Project Details
Understanding decision criterion learning: From signal detection theory to neural implementation
Subject Area
Biological Psychology and Cognitive Neuroscience
Human Cognitive and Systems Neuroscience
Human Cognitive and Systems Neuroscience
Term
from 2019 to 2024
Project identifier
Deutsche Forschungsgemeinschaft (DFG) - Project number 424828846
Animal behavior is controlled by stimuli and by action-produced outcomes. Through learning, organisms adapt their behavior to produce desirable outcomes (e.g., rewards) and avoid undesirable outcomes (e.g., punishments). In natural environments, however, it is not always clear which specific action should ideally follow upon encounter with a specific stimulus. Moreover, real-world stimulus-response-outcome contingencies are usually neither deterministic nor static, so behavior needs to be reshaped by experience.In the framework of signal detection theory (SDT), such learning under stimulus uncertainty can be described as adapting a flexible decision criterion. At the computational level of explanation ("why is the computation performed?"), the theory describes which decision criterion is optimal, e.g., in the sense of maximizing the number of rewards. While SDT has successfully been used for decades to analyze behavioral data from perceptual decision-making tasks, it says next to nothing about processes at the algorithmic level, i.e., how is the criterion learned in the first place, and how do observers adapt it when environmental conditions change?In previous work focusing on the algorithms of criterion learning, we have proposed and experimentally scrutinized an income-based criterion learning model that combines insights from SDT and animal learning theory.

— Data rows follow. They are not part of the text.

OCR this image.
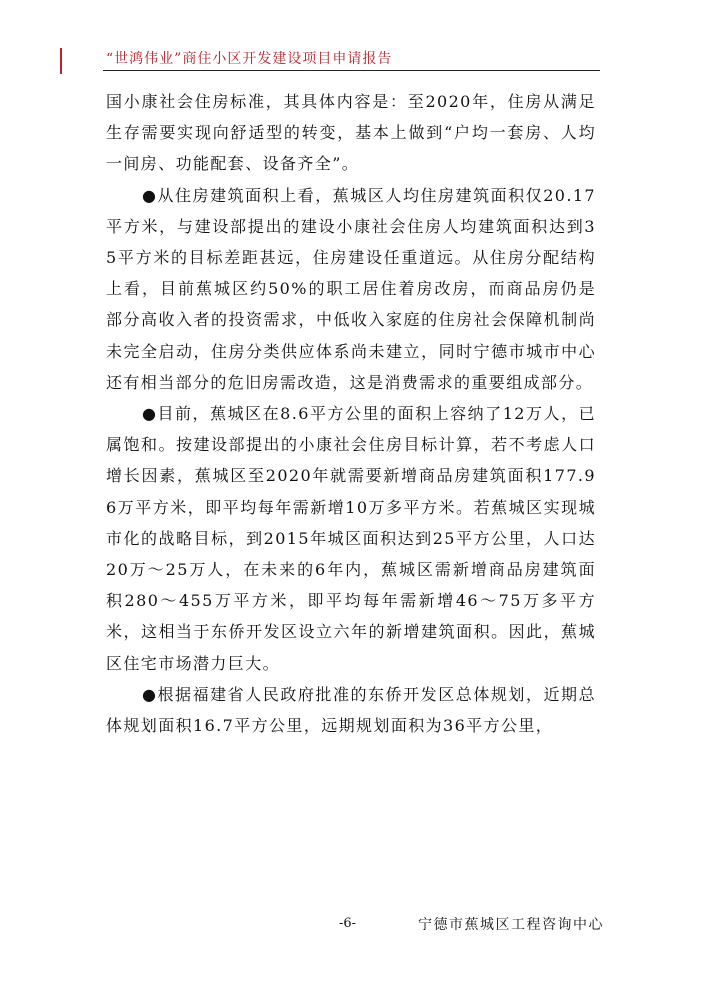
“世鸿伟业”商住小区开发建设项目申请报告

国小康社会住房标准，其具体内容是：至2020年，住房从满足生存需要实现向舒适型的转变，基本上做到“户均一套房、人均一间房、功能配套、设备齐全”。

●从住房建筑面积上看，蕉城区人均住房建筑面积仅20.17平方米，与建设部提出的建设小康社会住房人均建筑面积达到35平方米的目标差距甚远，住房建设任重道远。从住房分配结构上看，目前蕉城区约50%的职工居住着房改房，而商品房仍是部分高收入者的投资需求，中低收入家庭的住房社会保障机制尚未完全启动，住房分类供应体系尚未建立，同时宁德市城市中心还有相当部分的危旧房需改造，这是消费需求的重要组成部分。

●目前，蕉城区在8.6平方公里的面积上容纳了12万人，已属饱和。按建设部提出的小康社会住房目标计算，若不考虑人口增长因素，蕉城区至2020年就需要新增商品房建筑面积177.96万平方米，即平均每年需新增10万多平方米。若蕉城区实现城市化的战略目标，到2015年城区面积达到25平方公里，人口达20万～25万人，在未来的6年内，蕉城区需新增商品房建筑面积280～455万平方米，即平均每年需新增46～75万多平方米，这相当于东侨开发区设立六年的新增建筑面积。因此，蕉城区住宅市场潜力巨大。

●根据福建省人民政府批准的东侨开发区总体规划，近期总体规划面积16.7平方公里，远期规划面积为36平方公里，

-6-	宁德市蕉城区工程咨询中心
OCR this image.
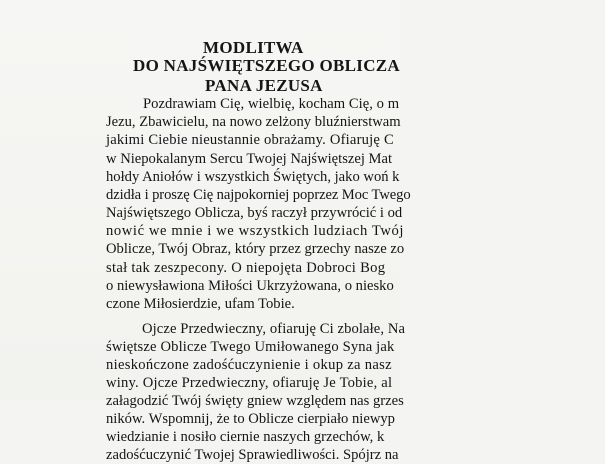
MODLITWA
DO NAJŚWIĘTSZEGO OBLICZA
PANA JEZUSA
Pozdrawiam Cię, wielbię, kocham Cię, o m
Jezu, Zbawicielu, na nowo zelżony bluźnierstwam
jakimi Ciebie nieustannie obrażamy. Ofiaruję C
w Niepokalanym Sercu Twojej Najświętszej Mat
hołdy Aniołów i wszystkich Świętych, jako woń k
dzidła i proszę Cię najpokorniej poprzez Moc Twego
Najświętszego Oblicza, byś raczył przywrócić i od
nowić we mnie i we wszystkich ludziach Twój
Oblicze, Twój Obraz, który przez grzechy nasze zo
stał tak zeszpecony. O niepojęta Dobroci Bog
o niewysławiona Miłości Ukrzyżowana, o niesko
czone Miłosierdzie, ufam Tobie.
Ojcze Przedwieczny, ofiaruję Ci zbolałe, Na
świętsze Oblicze Twego Umiłowanego Syna jak
nieskończone zadośćuczynienie i okup za nasz
winy. Ojcze Przedwieczny, ofiaruję Je Tobie, al
załagodzić Twój święty gniew względem nas grzes
ników. Wspomnij, że to Oblicze cierpiało niewyp
wiedzianie i nosiło ciernie naszych grzechów, k
zadośćuczynić Twojej Sprawiedliwości. Spójrz na
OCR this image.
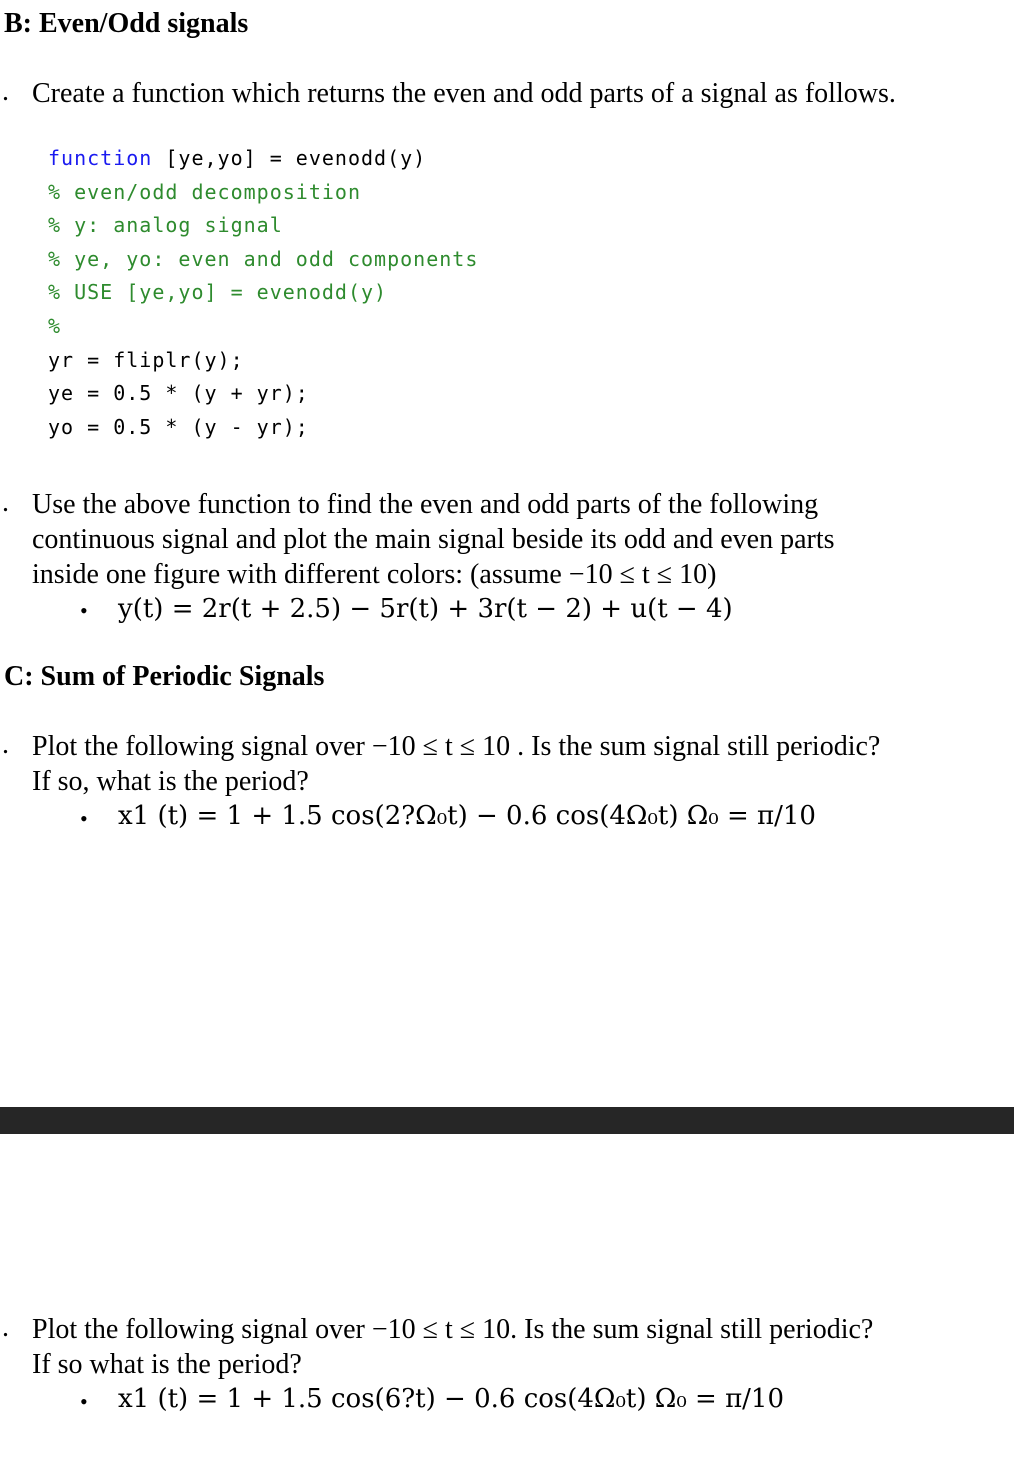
B: Even/Odd signals
. Create a function which returns the even and odd parts of a signal as follows.
function [ye,yo] = evenodd(y)
% even/odd decomposition
% y: analog signal
% ye, yo: even and odd components
% USE [ye,yo] = evenodd(y)
%
yr = fliplr(y);
ye = 0.5 * (y + yr);
yo = 0.5 * (y - yr);
. Use the above function to find the even and odd parts of the following
continuous signal and plot the main signal beside its odd and even parts
inside one figure with different colors: (assume −10 ≤ t ≤ 10)
• y(t) = 2r(t + 2.5) − 5r(t) + 3r(t − 2) + u(t − 4)
C: Sum of Periodic Signals
. Plot the following signal over −10 ≤ t ≤ 10 . Is the sum signal still periodic?
If so, what is the period?
• x1 (t) = 1 + 1.5 cos(2?Ω₀t) − 0.6 cos(4Ω₀t) Ω₀ = π/10
. Plot the following signal over −10 ≤ t ≤ 10. Is the sum signal still periodic?
If so what is the period?
• x1 (t) = 1 + 1.5 cos(6?t) − 0.6 cos(4Ω₀t) Ω₀ = π/10
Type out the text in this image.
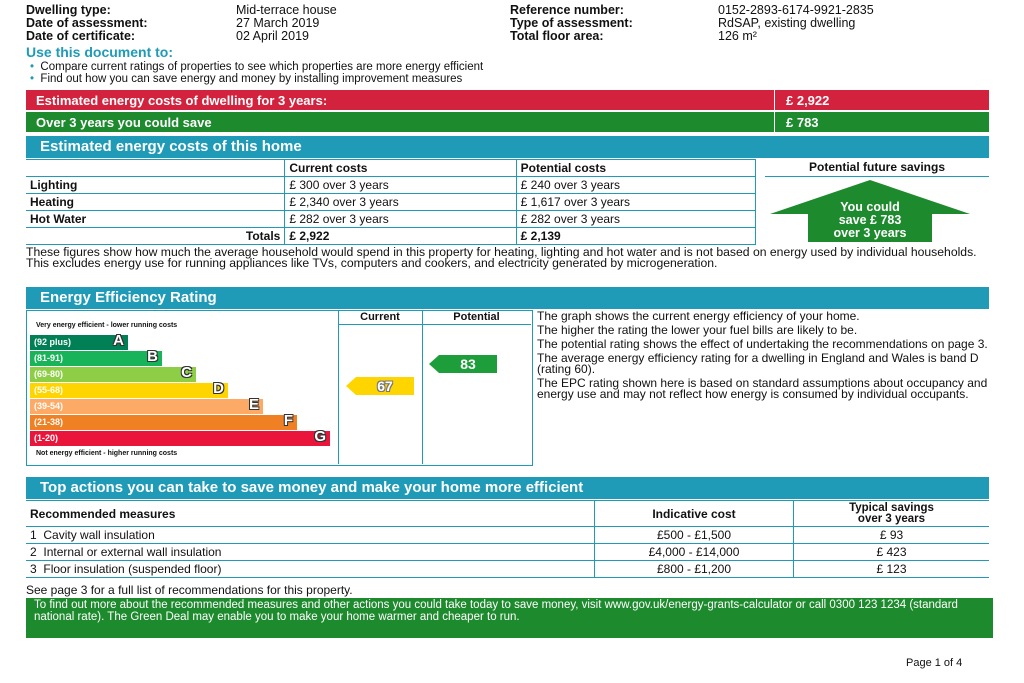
Dwelling type:	Mid-terrace house
Date of assessment:	27 March 2019
Date of certificate:	02 April 2019
Reference number:	0152-2893-6174-9921-2835
Type of assessment:	RdSAP, existing dwelling
Total floor area:	126 m²
Use this document to:
• Compare current ratings of properties to see which properties are more energy efficient
• Find out how you can save energy and money by installing improvement measures
Estimated energy costs of dwelling for 3 years:	£ 2,922
Over 3 years you could save	£ 783
Estimated energy costs of this home
	Current costs	Potential costs
Lighting	£ 300 over 3 years	£ 240 over 3 years
Heating	£ 2,340 over 3 years	£ 1,617 over 3 years
Hot Water	£ 282 over 3 years	£ 282 over 3 years
Totals	£ 2,922	£ 2,139
Potential future savings
You could
save £ 783
over 3 years
These figures show how much the average household would spend in this property for heating, lighting and hot water and is not based on energy used by individual households. This excludes energy use for running appliances like TVs, computers and cookers, and electricity generated by microgeneration.
Energy Efficiency Rating
Current	Potential
Very energy efficient - lower running costs
(92 plus)	A
(81-91)	B
(69-80)	C
(55-68)	D
(39-54)	E
(21-38)	F
(1-20)	G
Not energy efficient - higher running costs
67
83
The graph shows the current energy efficiency of your home.
The higher the rating the lower your fuel bills are likely to be.
The potential rating shows the effect of undertaking the recommendations on page 3.
The average energy efficiency rating for a dwelling in England and Wales is band D (rating 60).
The EPC rating shown here is based on standard assumptions about occupancy and energy use and may not reflect how energy is consumed by individual occupants.
Top actions you can take to save money and make your home more efficient
Recommended measures	Indicative cost	Typical savings
over 3 years

1 Cavity wall insulation	£500 - £1,500	£ 93
2 Internal or external wall insulation	£4,000 - £14,000	£ 423
3 Floor insulation (suspended floor)	£800 - £1,200	£ 123
See page 3 for a full list of recommendations for this property.
To find out more about the recommended measures and other actions you could take today to save money, visit www.gov.uk/energy-grants-calculator or call 0300 123 1234 (standard national rate). The Green Deal may enable you to make your home warmer and cheaper to run.
Page 1 of 4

Here, we propose a series of behavioral experiments in both rats and humans to 1) contrast our reward-based model with error-learning accounts that have successfully been applied to describe human performance, and 2) challenge and further refine the model by observing behavior under different stimulus and outcome conditions. Furthermore, building on pilot experiments in rats, we will move from the algorithmic level of description ("which variables are represented, and how are they set off against each other?") to the implementational level ("how are the computations realized neurally?") by combining theoretical modelling and behavior analysis with optogenetically mediated transient inactivation of key brain structures.